All obedience without hope pushes us into deep water.   I have good friends who have lost children to fatal accidents. They have no answers to the hard questions they still carry in their hearts, but they have loved and served God faithfully. They have weathered storms, and at the Master’s bidding let down their nets in deep waters.

Since I preached this sermon at the local Presbyterian church, our son, Peter, died. Teckla and I had many promises from God about how He desired to bless and use Peter. Despite years of prayers and love, Peter said no to these promises. Or perhaps we did not hear what God was saying and put words in God’s mouth? Regarding Peter, we fished all night and caught nothing—or at least it seems. These are deep waters, and our weariness is deeper than our bones.

In the days before Peter died, we did all we could to help him battle his diabetic keto acidosis. He had gotten back from the emergency room but was still unable to keep anything down. We cleaned up his vomit and brought him drink after drink to help him stay hydrated and to flush out ketones. The night before he died, I checked to make certain he had everything he needed and then left his room. I took about four steps and came back into the room and stood at the foot of his bed. Broken and weeping, I prayed aloud desperately, “Jesus, help Peter. Pour out your grace and mercy. Save him. Heal his body and soul. Come help Peter.” The next morning, I found him on his bed struggling to breathe. I called the ambulance, but it was too late. He was so thin, nearly skeletal, that the EMTs easily carried him to the gurney.  He died of heart failure on the way to the hospital.

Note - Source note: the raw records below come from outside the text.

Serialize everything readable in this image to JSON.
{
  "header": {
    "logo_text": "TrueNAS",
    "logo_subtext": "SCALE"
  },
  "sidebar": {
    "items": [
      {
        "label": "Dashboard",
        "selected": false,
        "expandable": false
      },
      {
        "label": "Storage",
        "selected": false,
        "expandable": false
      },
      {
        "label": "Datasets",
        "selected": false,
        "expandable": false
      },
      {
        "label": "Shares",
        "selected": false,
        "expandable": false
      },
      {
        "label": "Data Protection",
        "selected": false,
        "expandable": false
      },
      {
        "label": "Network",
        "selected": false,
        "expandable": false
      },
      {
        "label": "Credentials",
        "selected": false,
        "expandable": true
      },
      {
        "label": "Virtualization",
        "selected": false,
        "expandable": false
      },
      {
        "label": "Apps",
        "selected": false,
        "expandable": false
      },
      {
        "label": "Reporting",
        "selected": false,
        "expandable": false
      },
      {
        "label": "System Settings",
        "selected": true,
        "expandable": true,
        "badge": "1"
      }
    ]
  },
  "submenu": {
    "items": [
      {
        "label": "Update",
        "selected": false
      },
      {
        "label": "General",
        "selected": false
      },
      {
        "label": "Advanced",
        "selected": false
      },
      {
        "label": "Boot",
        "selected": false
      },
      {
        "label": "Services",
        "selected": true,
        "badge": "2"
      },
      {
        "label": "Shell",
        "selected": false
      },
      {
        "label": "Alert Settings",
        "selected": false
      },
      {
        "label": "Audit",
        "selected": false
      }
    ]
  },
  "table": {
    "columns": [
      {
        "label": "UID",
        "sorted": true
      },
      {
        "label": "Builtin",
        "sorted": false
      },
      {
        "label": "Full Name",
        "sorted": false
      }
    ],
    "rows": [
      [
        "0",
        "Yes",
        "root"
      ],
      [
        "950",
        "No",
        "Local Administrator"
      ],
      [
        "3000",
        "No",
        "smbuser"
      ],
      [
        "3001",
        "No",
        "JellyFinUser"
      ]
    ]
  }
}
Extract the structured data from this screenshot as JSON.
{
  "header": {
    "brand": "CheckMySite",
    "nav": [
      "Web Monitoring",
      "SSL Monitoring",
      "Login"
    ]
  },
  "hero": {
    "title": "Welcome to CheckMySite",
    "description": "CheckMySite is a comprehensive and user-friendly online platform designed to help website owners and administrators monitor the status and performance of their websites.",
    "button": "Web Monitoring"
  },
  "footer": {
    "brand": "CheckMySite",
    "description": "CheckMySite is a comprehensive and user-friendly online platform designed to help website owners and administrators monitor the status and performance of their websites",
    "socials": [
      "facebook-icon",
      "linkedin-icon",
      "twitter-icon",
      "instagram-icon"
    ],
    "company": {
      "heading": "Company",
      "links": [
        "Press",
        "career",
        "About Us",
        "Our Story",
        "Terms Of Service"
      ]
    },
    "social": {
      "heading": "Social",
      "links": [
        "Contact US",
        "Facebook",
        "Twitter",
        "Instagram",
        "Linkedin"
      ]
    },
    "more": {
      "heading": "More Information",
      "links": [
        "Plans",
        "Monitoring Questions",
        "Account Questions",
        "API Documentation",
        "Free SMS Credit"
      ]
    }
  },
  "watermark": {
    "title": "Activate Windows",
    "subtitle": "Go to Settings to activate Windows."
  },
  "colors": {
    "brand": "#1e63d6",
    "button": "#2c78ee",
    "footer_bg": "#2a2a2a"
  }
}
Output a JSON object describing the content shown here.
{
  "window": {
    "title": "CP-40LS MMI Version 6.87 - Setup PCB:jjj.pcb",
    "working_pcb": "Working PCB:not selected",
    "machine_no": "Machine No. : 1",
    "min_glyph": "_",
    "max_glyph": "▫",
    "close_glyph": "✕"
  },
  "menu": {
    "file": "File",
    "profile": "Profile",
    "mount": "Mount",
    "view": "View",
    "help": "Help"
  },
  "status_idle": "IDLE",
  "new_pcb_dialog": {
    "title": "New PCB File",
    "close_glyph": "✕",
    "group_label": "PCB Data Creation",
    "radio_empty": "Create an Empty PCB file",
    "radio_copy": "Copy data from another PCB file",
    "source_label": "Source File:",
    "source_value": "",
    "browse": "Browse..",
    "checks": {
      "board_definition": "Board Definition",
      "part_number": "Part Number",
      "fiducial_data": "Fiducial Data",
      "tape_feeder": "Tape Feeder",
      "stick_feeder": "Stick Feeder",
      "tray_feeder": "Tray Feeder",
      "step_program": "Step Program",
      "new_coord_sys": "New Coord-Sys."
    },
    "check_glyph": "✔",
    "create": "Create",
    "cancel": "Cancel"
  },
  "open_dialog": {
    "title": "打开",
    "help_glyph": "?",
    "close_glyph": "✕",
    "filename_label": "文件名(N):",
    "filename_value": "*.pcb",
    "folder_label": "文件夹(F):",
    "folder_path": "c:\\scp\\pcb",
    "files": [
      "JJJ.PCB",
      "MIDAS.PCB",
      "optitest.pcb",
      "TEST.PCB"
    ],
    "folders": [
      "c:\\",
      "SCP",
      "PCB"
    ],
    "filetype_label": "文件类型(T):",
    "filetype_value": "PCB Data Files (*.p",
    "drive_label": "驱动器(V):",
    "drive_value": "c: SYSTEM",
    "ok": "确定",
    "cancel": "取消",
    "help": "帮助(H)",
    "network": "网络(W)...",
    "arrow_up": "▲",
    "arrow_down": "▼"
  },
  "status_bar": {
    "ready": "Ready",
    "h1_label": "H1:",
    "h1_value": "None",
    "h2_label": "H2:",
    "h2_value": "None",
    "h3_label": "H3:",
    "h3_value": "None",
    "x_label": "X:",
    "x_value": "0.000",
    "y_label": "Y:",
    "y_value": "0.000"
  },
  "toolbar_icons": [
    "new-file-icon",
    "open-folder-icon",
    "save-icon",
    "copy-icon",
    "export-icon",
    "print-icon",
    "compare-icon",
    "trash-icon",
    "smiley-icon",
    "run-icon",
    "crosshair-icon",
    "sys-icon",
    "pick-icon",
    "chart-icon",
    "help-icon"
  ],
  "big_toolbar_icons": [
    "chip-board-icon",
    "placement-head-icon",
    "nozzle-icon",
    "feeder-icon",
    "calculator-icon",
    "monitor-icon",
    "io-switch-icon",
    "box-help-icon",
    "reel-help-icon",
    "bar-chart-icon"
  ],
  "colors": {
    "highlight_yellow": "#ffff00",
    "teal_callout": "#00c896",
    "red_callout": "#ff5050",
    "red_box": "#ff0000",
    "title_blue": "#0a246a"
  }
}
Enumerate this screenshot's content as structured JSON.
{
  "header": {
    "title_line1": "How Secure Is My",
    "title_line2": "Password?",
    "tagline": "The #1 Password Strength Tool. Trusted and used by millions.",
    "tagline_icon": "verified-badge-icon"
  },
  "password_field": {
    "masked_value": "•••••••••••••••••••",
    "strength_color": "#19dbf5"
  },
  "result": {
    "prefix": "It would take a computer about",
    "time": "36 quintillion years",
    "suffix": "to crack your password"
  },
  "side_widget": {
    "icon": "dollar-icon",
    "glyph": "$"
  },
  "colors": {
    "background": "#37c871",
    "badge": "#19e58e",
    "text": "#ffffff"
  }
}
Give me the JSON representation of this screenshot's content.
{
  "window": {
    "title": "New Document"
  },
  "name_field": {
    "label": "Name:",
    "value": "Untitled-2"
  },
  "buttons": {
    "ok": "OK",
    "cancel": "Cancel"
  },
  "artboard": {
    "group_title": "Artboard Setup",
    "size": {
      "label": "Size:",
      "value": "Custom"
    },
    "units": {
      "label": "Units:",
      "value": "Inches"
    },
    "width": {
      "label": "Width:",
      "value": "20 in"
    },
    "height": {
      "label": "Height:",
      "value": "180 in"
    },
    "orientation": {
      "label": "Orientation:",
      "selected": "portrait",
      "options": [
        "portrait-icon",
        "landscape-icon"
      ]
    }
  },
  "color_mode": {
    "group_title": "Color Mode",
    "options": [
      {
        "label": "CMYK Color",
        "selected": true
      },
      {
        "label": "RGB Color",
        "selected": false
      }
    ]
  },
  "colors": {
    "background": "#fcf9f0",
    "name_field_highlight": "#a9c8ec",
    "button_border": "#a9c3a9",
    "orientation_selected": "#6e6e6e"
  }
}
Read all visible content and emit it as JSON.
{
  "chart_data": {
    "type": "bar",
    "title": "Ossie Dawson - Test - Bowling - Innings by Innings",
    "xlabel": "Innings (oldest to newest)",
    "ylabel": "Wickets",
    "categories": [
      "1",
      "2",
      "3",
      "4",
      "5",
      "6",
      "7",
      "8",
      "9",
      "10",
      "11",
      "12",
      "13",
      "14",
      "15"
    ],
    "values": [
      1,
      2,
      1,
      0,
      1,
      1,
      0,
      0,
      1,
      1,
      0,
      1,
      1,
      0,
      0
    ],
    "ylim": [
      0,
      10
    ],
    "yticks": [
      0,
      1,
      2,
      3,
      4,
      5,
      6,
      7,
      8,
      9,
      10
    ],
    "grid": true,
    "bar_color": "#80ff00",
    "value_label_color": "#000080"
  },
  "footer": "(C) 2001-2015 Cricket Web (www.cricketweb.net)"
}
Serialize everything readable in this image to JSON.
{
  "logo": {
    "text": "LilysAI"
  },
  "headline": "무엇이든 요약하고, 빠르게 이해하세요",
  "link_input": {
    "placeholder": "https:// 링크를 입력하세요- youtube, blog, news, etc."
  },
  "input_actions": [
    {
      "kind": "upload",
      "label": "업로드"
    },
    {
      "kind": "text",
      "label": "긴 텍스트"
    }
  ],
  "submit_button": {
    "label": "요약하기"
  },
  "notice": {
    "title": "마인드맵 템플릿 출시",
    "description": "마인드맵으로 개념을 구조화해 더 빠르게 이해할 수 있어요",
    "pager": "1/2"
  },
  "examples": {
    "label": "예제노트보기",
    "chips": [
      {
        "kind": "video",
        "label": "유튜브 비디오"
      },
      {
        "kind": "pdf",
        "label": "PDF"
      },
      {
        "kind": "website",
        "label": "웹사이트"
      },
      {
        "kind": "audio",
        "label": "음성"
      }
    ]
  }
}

I do not know if any of my prayers for Peter were answered that night. I don’t know if that last cast of the net caught any part of Peter’s heart. I don’t know. These waters are dark and cold. I do not know why God asked us to adopt Peter—in too many ways it seems like we failed him. There is so much I don’t know. And not knowing too easily becomes not caring—growing numb with grief and unbelief. We loved Peter to the end.    

But no matter how long the night and how empty the nets, I must obey the master’s bidding. I must cast nets in deep waters and try not to drown.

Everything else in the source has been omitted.